Five years ago Adge co-founded, with KT Folz, Joan Grant and Nicole Blazer, the Crested Butte Dance Collective. “We came together to put a community dance performance together, called Move the Butte. It was going to be all adults, Crested Butte School of Dance and set it apart. Anybody could do it and it’s more talent show style. After that first show, we realized the positive impact it had on people’s lives. We just knew we had a little nugget that needed to be fostered.”
The Crested Butte Center for the Arts became their fiscal partner, as an umbrella group. “Things boomed out of that,” Adge explains. With Joan running the aerial program, KT with her ecstatic dance improv background and her own background in technique, directing and production, their combined skills worked to create an all inclusive dance entity of the perfect combination. “Move the Butte is really the crux—it happens every winter and it’s really strong. The aerial program happens throughout the year and some of our aerial artists also get hired to do specific events like weddings, parties, and even the Red Lady Salvation Ball.”
For several years now, Adge has also taught dance through the Collective for the Adaptive Sports Center. “Some groups are regulars and come every winter, like the Roger Pepper group, who are burn victims. They love hip hop. We use the aerial equipment once in a while for some of the groups and to be physically disabled and then to essentially fly… I go home in tears sometimes. I’m so inspired by them. They have this positive attitude and there’s teamwork within the group. It magically all wraps together for me. Between my special education background and passion for dance, I feel blessed to get to gift this thing of movement.”
Adge points out that her main focus is the Crested Butte School of Dance “It’s what I really do, I teach classes through there. I started the Crested Butte Dance Company as well, which is part of the school but different. It gives my dedicated dancers more of an opportunity to get dance experience outside of Crested Butte. We go to conventions and college expos all over and we’ve competed. We do more performances. I want them to feel prepared to try out for a college dance company or to be ready to continue their dance education,” Adge says of her goals for her students.
As for her mommy-hood and husband, Adge notes, “I was never going to get married, never have a real job, never have a baby and never own a home and within one year, every single one of those things happened. I decided, okay, I surrender!” She laughs at the turn of events. She met her hubby, Rob Lindsey, at a party that she and KT threw in 2008 and he moved in as a roommate before they were even dating. Since they were on opposite schedules, they never saw each other. That eventually changed, they went out on a date and the rest is history.

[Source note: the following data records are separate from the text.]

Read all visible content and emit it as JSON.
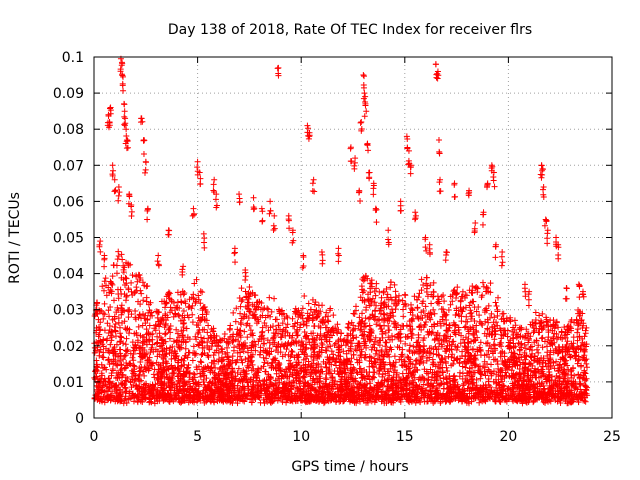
{
  "chart_data": {
    "type": "scatter",
    "title": "Day 138 of 2018, Rate Of TEC Index for receiver flrs",
    "xlabel": "GPS time / hours",
    "ylabel": "ROTI / TECUs",
    "xlim": [
      0,
      25
    ],
    "ylim": [
      0,
      0.1
    ],
    "xticks": [
      0,
      5,
      10,
      15,
      20,
      25
    ],
    "xtick_labels": [
      "0",
      "5",
      "10",
      "15",
      "20",
      "25"
    ],
    "yticks": [
      0,
      0.01,
      0.02,
      0.03,
      0.04,
      0.05,
      0.06,
      0.07,
      0.08,
      0.09,
      0.1
    ],
    "ytick_labels": [
      "0",
      "0.01",
      "0.02",
      "0.03",
      "0.04",
      "0.05",
      "0.06",
      "0.07",
      "0.08",
      "0.09",
      "0.1"
    ],
    "grid": true,
    "marker": "plus",
    "marker_color": "#ff0000",
    "series": [
      {
        "name": "ROTI",
        "x_range_hours": [
          0,
          23.8
        ],
        "typical_range": [
          0.005,
          0.03
        ],
        "baseline_floor": 0.005,
        "notable_points": [
          {
            "x": 0.15,
            "y": 0.032
          },
          {
            "x": 0.3,
            "y": 0.049
          },
          {
            "x": 0.5,
            "y": 0.045
          },
          {
            "x": 0.7,
            "y": 0.084
          },
          {
            "x": 0.75,
            "y": 0.082
          },
          {
            "x": 0.8,
            "y": 0.086
          },
          {
            "x": 0.9,
            "y": 0.07
          },
          {
            "x": 1.0,
            "y": 0.066
          },
          {
            "x": 1.2,
            "y": 0.064
          },
          {
            "x": 1.3,
            "y": 0.0995
          },
          {
            "x": 1.35,
            "y": 0.0985
          },
          {
            "x": 1.4,
            "y": 0.0945
          },
          {
            "x": 1.45,
            "y": 0.087
          },
          {
            "x": 1.5,
            "y": 0.083
          },
          {
            "x": 1.55,
            "y": 0.08
          },
          {
            "x": 1.6,
            "y": 0.077
          },
          {
            "x": 1.7,
            "y": 0.062
          },
          {
            "x": 1.8,
            "y": 0.059
          },
          {
            "x": 2.3,
            "y": 0.083
          },
          {
            "x": 2.4,
            "y": 0.077
          },
          {
            "x": 2.5,
            "y": 0.071
          },
          {
            "x": 2.6,
            "y": 0.058
          },
          {
            "x": 3.1,
            "y": 0.045
          },
          {
            "x": 3.6,
            "y": 0.052
          },
          {
            "x": 4.3,
            "y": 0.042
          },
          {
            "x": 4.8,
            "y": 0.058
          },
          {
            "x": 5.0,
            "y": 0.071
          },
          {
            "x": 5.1,
            "y": 0.068
          },
          {
            "x": 5.3,
            "y": 0.051
          },
          {
            "x": 5.8,
            "y": 0.066
          },
          {
            "x": 5.9,
            "y": 0.062
          },
          {
            "x": 6.8,
            "y": 0.047
          },
          {
            "x": 7.0,
            "y": 0.062
          },
          {
            "x": 7.3,
            "y": 0.041
          },
          {
            "x": 7.7,
            "y": 0.061
          },
          {
            "x": 8.1,
            "y": 0.058
          },
          {
            "x": 8.5,
            "y": 0.06
          },
          {
            "x": 8.7,
            "y": 0.056
          },
          {
            "x": 8.9,
            "y": 0.097
          },
          {
            "x": 9.4,
            "y": 0.056
          },
          {
            "x": 9.6,
            "y": 0.052
          },
          {
            "x": 10.1,
            "y": 0.045
          },
          {
            "x": 10.3,
            "y": 0.081
          },
          {
            "x": 10.4,
            "y": 0.079
          },
          {
            "x": 10.6,
            "y": 0.066
          },
          {
            "x": 11.0,
            "y": 0.046
          },
          {
            "x": 11.8,
            "y": 0.047
          },
          {
            "x": 12.4,
            "y": 0.075
          },
          {
            "x": 12.6,
            "y": 0.072
          },
          {
            "x": 12.8,
            "y": 0.063
          },
          {
            "x": 12.9,
            "y": 0.082
          },
          {
            "x": 13.0,
            "y": 0.095
          },
          {
            "x": 13.05,
            "y": 0.09
          },
          {
            "x": 13.1,
            "y": 0.087
          },
          {
            "x": 13.2,
            "y": 0.076
          },
          {
            "x": 13.3,
            "y": 0.068
          },
          {
            "x": 13.5,
            "y": 0.065
          },
          {
            "x": 13.6,
            "y": 0.058
          },
          {
            "x": 14.2,
            "y": 0.052
          },
          {
            "x": 14.8,
            "y": 0.06
          },
          {
            "x": 15.1,
            "y": 0.078
          },
          {
            "x": 15.2,
            "y": 0.074
          },
          {
            "x": 15.3,
            "y": 0.07
          },
          {
            "x": 15.5,
            "y": 0.057
          },
          {
            "x": 16.0,
            "y": 0.05
          },
          {
            "x": 16.2,
            "y": 0.048
          },
          {
            "x": 16.5,
            "y": 0.098
          },
          {
            "x": 16.6,
            "y": 0.096
          },
          {
            "x": 16.65,
            "y": 0.077
          },
          {
            "x": 16.7,
            "y": 0.066
          },
          {
            "x": 17.0,
            "y": 0.046
          },
          {
            "x": 17.4,
            "y": 0.065
          },
          {
            "x": 18.1,
            "y": 0.063
          },
          {
            "x": 18.4,
            "y": 0.054
          },
          {
            "x": 18.8,
            "y": 0.057
          },
          {
            "x": 19.0,
            "y": 0.065
          },
          {
            "x": 19.2,
            "y": 0.07
          },
          {
            "x": 19.3,
            "y": 0.068
          },
          {
            "x": 19.4,
            "y": 0.048
          },
          {
            "x": 19.7,
            "y": 0.046
          },
          {
            "x": 20.8,
            "y": 0.037
          },
          {
            "x": 21.0,
            "y": 0.035
          },
          {
            "x": 21.6,
            "y": 0.07
          },
          {
            "x": 21.65,
            "y": 0.069
          },
          {
            "x": 21.7,
            "y": 0.064
          },
          {
            "x": 21.8,
            "y": 0.055
          },
          {
            "x": 21.9,
            "y": 0.052
          },
          {
            "x": 22.3,
            "y": 0.05
          },
          {
            "x": 22.4,
            "y": 0.048
          },
          {
            "x": 22.8,
            "y": 0.036
          },
          {
            "x": 23.4,
            "y": 0.037
          },
          {
            "x": 23.6,
            "y": 0.035
          }
        ],
        "envelope": [
          {
            "x": 0.0,
            "y": 0.028
          },
          {
            "x": 0.5,
            "y": 0.038
          },
          {
            "x": 1.0,
            "y": 0.048
          },
          {
            "x": 1.5,
            "y": 0.045
          },
          {
            "x": 2.0,
            "y": 0.04
          },
          {
            "x": 2.5,
            "y": 0.038
          },
          {
            "x": 3.0,
            "y": 0.03
          },
          {
            "x": 3.5,
            "y": 0.035
          },
          {
            "x": 4.0,
            "y": 0.036
          },
          {
            "x": 4.5,
            "y": 0.034
          },
          {
            "x": 5.0,
            "y": 0.04
          },
          {
            "x": 5.5,
            "y": 0.028
          },
          {
            "x": 6.0,
            "y": 0.022
          },
          {
            "x": 6.5,
            "y": 0.024
          },
          {
            "x": 7.0,
            "y": 0.035
          },
          {
            "x": 7.5,
            "y": 0.036
          },
          {
            "x": 8.0,
            "y": 0.033
          },
          {
            "x": 8.5,
            "y": 0.034
          },
          {
            "x": 9.0,
            "y": 0.03
          },
          {
            "x": 9.5,
            "y": 0.029
          },
          {
            "x": 10.0,
            "y": 0.034
          },
          {
            "x": 10.5,
            "y": 0.033
          },
          {
            "x": 11.0,
            "y": 0.032
          },
          {
            "x": 11.5,
            "y": 0.03
          },
          {
            "x": 12.0,
            "y": 0.022
          },
          {
            "x": 12.5,
            "y": 0.028
          },
          {
            "x": 13.0,
            "y": 0.04
          },
          {
            "x": 13.5,
            "y": 0.038
          },
          {
            "x": 14.0,
            "y": 0.036
          },
          {
            "x": 14.5,
            "y": 0.038
          },
          {
            "x": 15.0,
            "y": 0.036
          },
          {
            "x": 15.5,
            "y": 0.034
          },
          {
            "x": 16.0,
            "y": 0.04
          },
          {
            "x": 16.5,
            "y": 0.037
          },
          {
            "x": 17.0,
            "y": 0.034
          },
          {
            "x": 17.5,
            "y": 0.036
          },
          {
            "x": 18.0,
            "y": 0.035
          },
          {
            "x": 18.5,
            "y": 0.038
          },
          {
            "x": 19.0,
            "y": 0.038
          },
          {
            "x": 19.5,
            "y": 0.034
          },
          {
            "x": 20.0,
            "y": 0.028
          },
          {
            "x": 20.5,
            "y": 0.026
          },
          {
            "x": 21.0,
            "y": 0.026
          },
          {
            "x": 21.5,
            "y": 0.03
          },
          {
            "x": 22.0,
            "y": 0.028
          },
          {
            "x": 22.5,
            "y": 0.026
          },
          {
            "x": 23.0,
            "y": 0.028
          },
          {
            "x": 23.5,
            "y": 0.03
          },
          {
            "x": 23.8,
            "y": 0.026
          }
        ]
      }
    ]
  }
}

Since becoming a mom, Adge started a group for mothers and moms-to-be called The Blessing Way, which is a Lakota term for a ceremony of birthing mothers. “I just wanted to be with women who are pregnant to talk about our real experiences and not get caught up in a lot of fear media about pregnancy. We get together, start with a meditation, and we’ll talk about everything from the spiritual aspect of pregnancy to vaccinations. We’re totally supportive of each other.”
In the time between dancing, projects and everything else, Adge is like everyone else who chooses to live in this town. “I love to ski, Nordic and alpine, I fly fish, play guitar and sing,” and she feels strongly that she was meant to be in nature. “I climbed the one and only tree in Philly as a kid. And I’m not one of those locals who get pissed off when we have a hard spring or not such a big powder winter or if we have a rainy summer. What are you gonna do about it? I still love it here. What’s cool about Crested Butte is, if you really want to do something and you go for it, and you have the passion, I really feel you can manifest your own dream in this little community. I’m so grateful all the time… I feel really lucky.”